A Aeronáutica é uma força, com missão nobre: usar seus soldados, aviões
e bombas para defender a Pátria contra inimigos externos. Não pode ser
comparada a um homem enlouquecido por alguma raiva.
O governo Bolsonaro deixará tristes marcas – queima de florestas,
descuido com a epidemia que matou mais de meio milhão de brasileiros, muitos
outros equívocos e atos antipatrióticos –, mas uma das mais graves de suas
marcas poderá ser a degradação do prestígio, do respeito e da confiança do povo
para com suas Forças Armadas.
A eleição de Bolsonaro foi pelo voto, resultado dos erros de governos
democráticos anteriores. Ele
não foi imposto pelas Forças Armadas, nem mesmo era um militar desde quando foi
expulso do Exército. Mas ele conseguiu comprometer as Forças Armadas ao
pôr militares dentro de seu governo e expor incompetência e suspeitas, ainda
não comprovadas, de corrupção por oficiais.
Durante os 21 anos do regime militar, o Brasil enfrentou a brutalidade
de uma lamentável ditadura: as Forças Armadas podiam ser odiadas pelos
perseguidos ou opositores, seus oficiais podiam ser temidos, mas eram
respeitados pela competência e honestidade. Todos os quatro presidentes
terminaram suas vidas aposentados sem riqueza.
Mário Andreaza fez estradas e quando aposentado teve de receber ajuda
para tratar de sua saúde. Costa Calvalcanti fez Itaipu e não deixou qualquer
fortuna para a família. Foram competentes, honestos e respeitados, apesar de
merecerem críticas e repulsa como parte das maldades da ditadura.
O respeito e as críticas ficaram na história, quando as Forças Armadas
saíram do poder em um processo de negociação com as lideranças civis.
Diferentemente de outros países, no Brasil os militares entregaram o poder sem
serem derrotados, ficaram como participantes do processo de democratização.
Desde então, os governos eleitos, de direita, centro ou esquerda, foram
respeitados pelas FFAA em um comportamento democrático exemplar. E elas
receberam respeito da sociedade.
A eleição de Bolsonaro pareceu acender uma chama revanchista contra a
democracia e os civis, levando as Forças Armadas a aceitarem uma simbiose com
um governo incompetente que está destruindo o Brasil, florestas, ciência,
saúde, democracia, direitos conquistados, isolando o país como pária e motivo
de galhofas no mundo. E os militares se deixaram envolver, comprometidos e até
coniventes com os erros e incompetências. Deixaram de ser Forças Armadas e
passaram a ser parte do governo.
Esta simbiose começa a ameaçar a democracia ao ameaçar o Congresso e a
Justiça, ainda pior, quando as Forças Armadas passam a impressão de aliar-se a
setores armados, policiais, milícias e bandoleiros, para impedir o
reconhecimento do resultado das eleições. A imagem que aos poucos começa a
chamuscar nossas Forças Armadas poderá ser um dos piores legados do governo
Bolsonaro, mas a culpa não será apenas dele. Alguns oficiais colaboraram.

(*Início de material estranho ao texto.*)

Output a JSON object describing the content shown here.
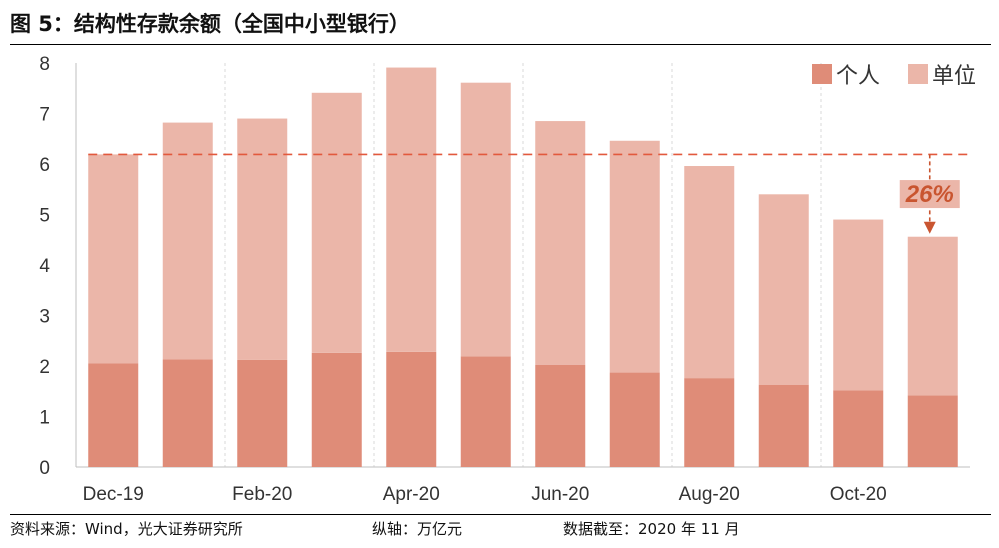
{
  "title": "图 5：结构性存款余额（全国中小型银行）",
  "footer": {
    "source": "资料来源：Wind，光大证券研究所",
    "unit": "纵轴：万亿元",
    "as_of": "数据截至：2020 年 11 月"
  },
  "colors": {
    "individual": "#df8c78",
    "corporate": "#ebb6a9",
    "reference_line": "#e2593d",
    "annotation": "#c95530",
    "grid": "#d9d9d9",
    "axis": "#bfbfbf"
  },
  "chart_data": {
    "type": "bar",
    "stacked": true,
    "categories": [
      "Dec-19",
      "Jan-20",
      "Feb-20",
      "Mar-20",
      "Apr-20",
      "May-20",
      "Jun-20",
      "Jul-20",
      "Aug-20",
      "Sep-20",
      "Oct-20",
      "Nov-20"
    ],
    "category_labels_shown": [
      "Dec-19",
      "Feb-20",
      "Apr-20",
      "Jun-20",
      "Aug-20",
      "Oct-20"
    ],
    "series": [
      {
        "name": "个人",
        "values": [
          2.05,
          2.13,
          2.12,
          2.26,
          2.28,
          2.19,
          2.02,
          1.87,
          1.76,
          1.63,
          1.52,
          1.42
        ]
      },
      {
        "name": "单位",
        "values": [
          4.14,
          4.69,
          4.78,
          5.15,
          5.63,
          5.42,
          4.83,
          4.59,
          4.2,
          3.77,
          3.38,
          3.14
        ]
      }
    ],
    "totals": [
      6.19,
      6.82,
      6.9,
      7.41,
      7.91,
      7.61,
      6.85,
      6.46,
      5.96,
      5.4,
      4.9,
      4.56
    ],
    "ylim": [
      0,
      8
    ],
    "yticks": [
      0,
      1,
      2,
      3,
      4,
      5,
      6,
      7,
      8
    ],
    "xlabel": "",
    "ylabel": "",
    "grid": "vertical",
    "legend": "top-right",
    "reference_line": {
      "value": 6.19,
      "from": "Dec-19",
      "to": "Nov-20",
      "style": "dashed"
    },
    "annotation": {
      "text": "26%",
      "from_value": 6.19,
      "to_value": 4.56,
      "at": "Nov-20"
    }
  }
}
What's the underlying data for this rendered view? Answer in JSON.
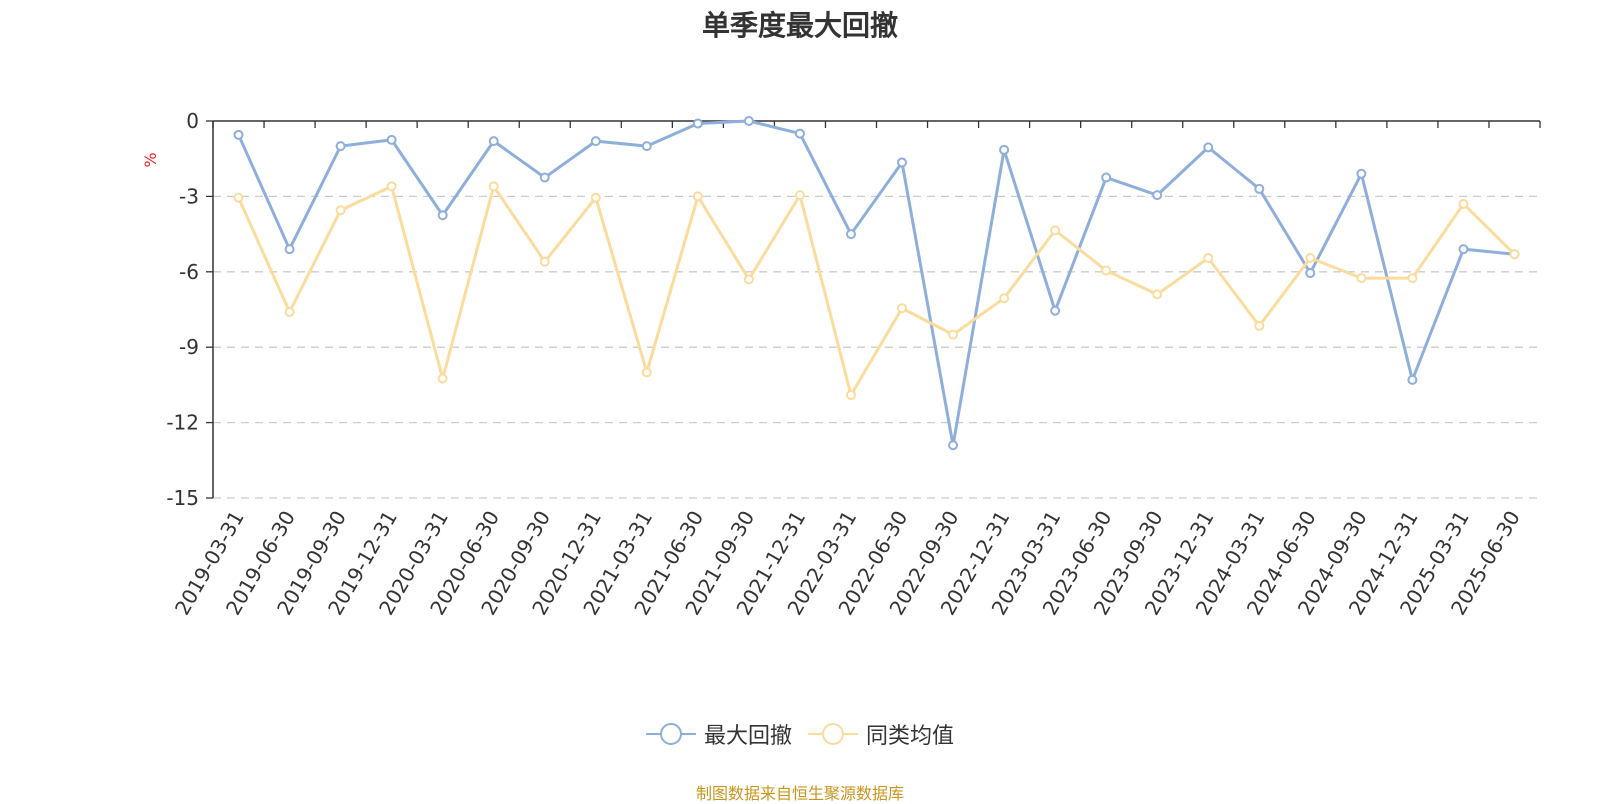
{
  "chart_data": {
    "type": "line",
    "title": "单季度最大回撤",
    "ylabel": "%",
    "ylim": [
      -15,
      0
    ],
    "yticks": [
      0,
      -3,
      -6,
      -9,
      -12,
      -15
    ],
    "grid": true,
    "legend_position": "bottom",
    "categories": [
      "2019-03-31",
      "2019-06-30",
      "2019-09-30",
      "2019-12-31",
      "2020-03-31",
      "2020-06-30",
      "2020-09-30",
      "2020-12-31",
      "2021-03-31",
      "2021-06-30",
      "2021-09-30",
      "2021-12-31",
      "2022-03-31",
      "2022-06-30",
      "2022-09-30",
      "2022-12-31",
      "2023-03-31",
      "2023-06-30",
      "2023-09-30",
      "2023-12-31",
      "2024-03-31",
      "2024-06-30",
      "2024-09-30",
      "2024-12-31",
      "2025-03-31",
      "2025-06-30"
    ],
    "series": [
      {
        "name": "最大回撤",
        "color": "#8eaedb",
        "values": [
          -0.55,
          -5.1,
          -1.0,
          -0.75,
          -3.75,
          -0.8,
          -2.25,
          -0.8,
          -1.0,
          -0.1,
          0.0,
          -0.5,
          -4.5,
          -1.65,
          -12.9,
          -1.15,
          -7.55,
          -2.25,
          -2.95,
          -1.05,
          -2.7,
          -6.05,
          -2.1,
          -10.3,
          -5.1,
          -5.3
        ]
      },
      {
        "name": "同类均值",
        "color": "#fbdc9d",
        "values": [
          -3.05,
          -7.6,
          -3.55,
          -2.6,
          -10.25,
          -2.6,
          -5.6,
          -3.05,
          -10.0,
          -3.0,
          -6.3,
          -2.95,
          -10.9,
          -7.45,
          -8.5,
          -7.05,
          -4.35,
          -5.95,
          -6.9,
          -5.45,
          -8.15,
          -5.45,
          -6.25,
          -6.25,
          -3.3,
          -5.3
        ]
      }
    ]
  },
  "legend": {
    "series1": "最大回撤",
    "series2": "同类均值"
  },
  "source_note": "制图数据来自恒生聚源数据库"
}
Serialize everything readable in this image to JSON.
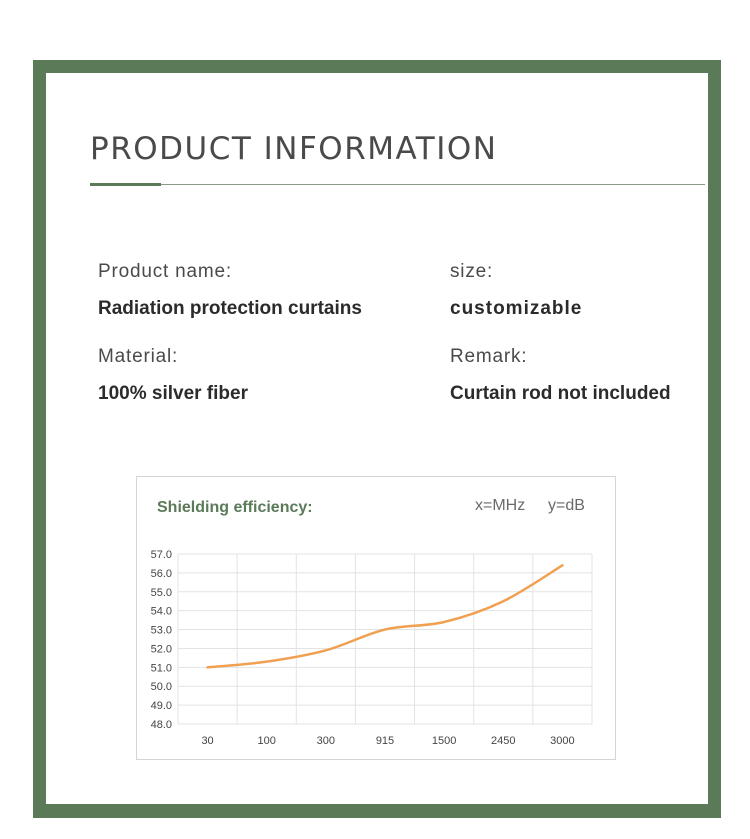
{
  "header": {
    "title": "PRODUCT INFORMATION"
  },
  "info": {
    "product_name_label": "Product name:",
    "product_name_value": "Radiation protection curtains",
    "size_label": "size:",
    "size_value": "customizable",
    "material_label": "Material:",
    "material_value": "100% silver fiber",
    "remark_label": "Remark:",
    "remark_value": "Curtain rod not included"
  },
  "chart": {
    "title": "Shielding efficiency:",
    "x_unit": "x=MHz",
    "y_unit": "y=dB"
  },
  "colors": {
    "frame": "#5b7a58",
    "line": "#f0a050",
    "grid": "#e3e3e3"
  },
  "chart_data": {
    "type": "line",
    "categories": [
      "30",
      "100",
      "300",
      "915",
      "1500",
      "2450",
      "3000"
    ],
    "series": [
      {
        "values": [
          51.0,
          51.3,
          51.9,
          53.0,
          53.4,
          54.5,
          56.4
        ]
      }
    ],
    "yticks": [
      "48.0",
      "49.0",
      "50.0",
      "51.0",
      "52.0",
      "53.0",
      "54.0",
      "55.0",
      "56.0",
      "57.0"
    ],
    "ylim": [
      48,
      57
    ],
    "grid": true,
    "legend": "none"
  }
}
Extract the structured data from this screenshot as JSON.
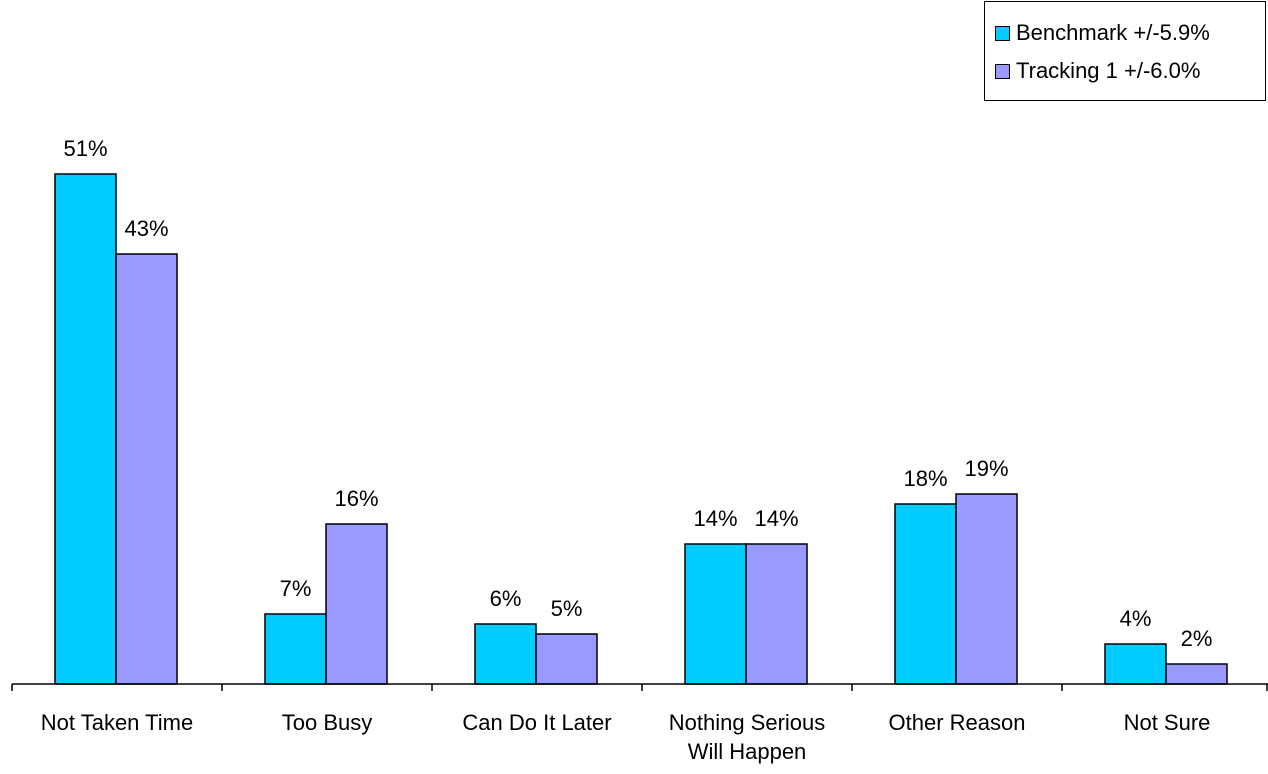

O resultado é que as pessoas desarmadas começam a se preparar contra as
ameaças insinuadas pelos armados. Depois que acabaram as ditaduras na
Argentina, Chile, Uruguai, Bolívia e Brasil, circulava em meios acadêmicos
destes países a ideia de um pacto pela desmilitarização do continente. Alguns
sonhadores imaginavam que além de continental, o pacto poderia ser
transatlântico. Sem armas do outro lado das fronteiras terrestres e do oceano,
seria possível a extinção das Forças Armadas em todos os países da América
Latina e da África, liberando centenas de bilhões de dólares para investir em
educação, ciência, tecnologia, saúde, infraestrutura e policiamento para a
segurança interna, como fez Costa Rica há 70 anos.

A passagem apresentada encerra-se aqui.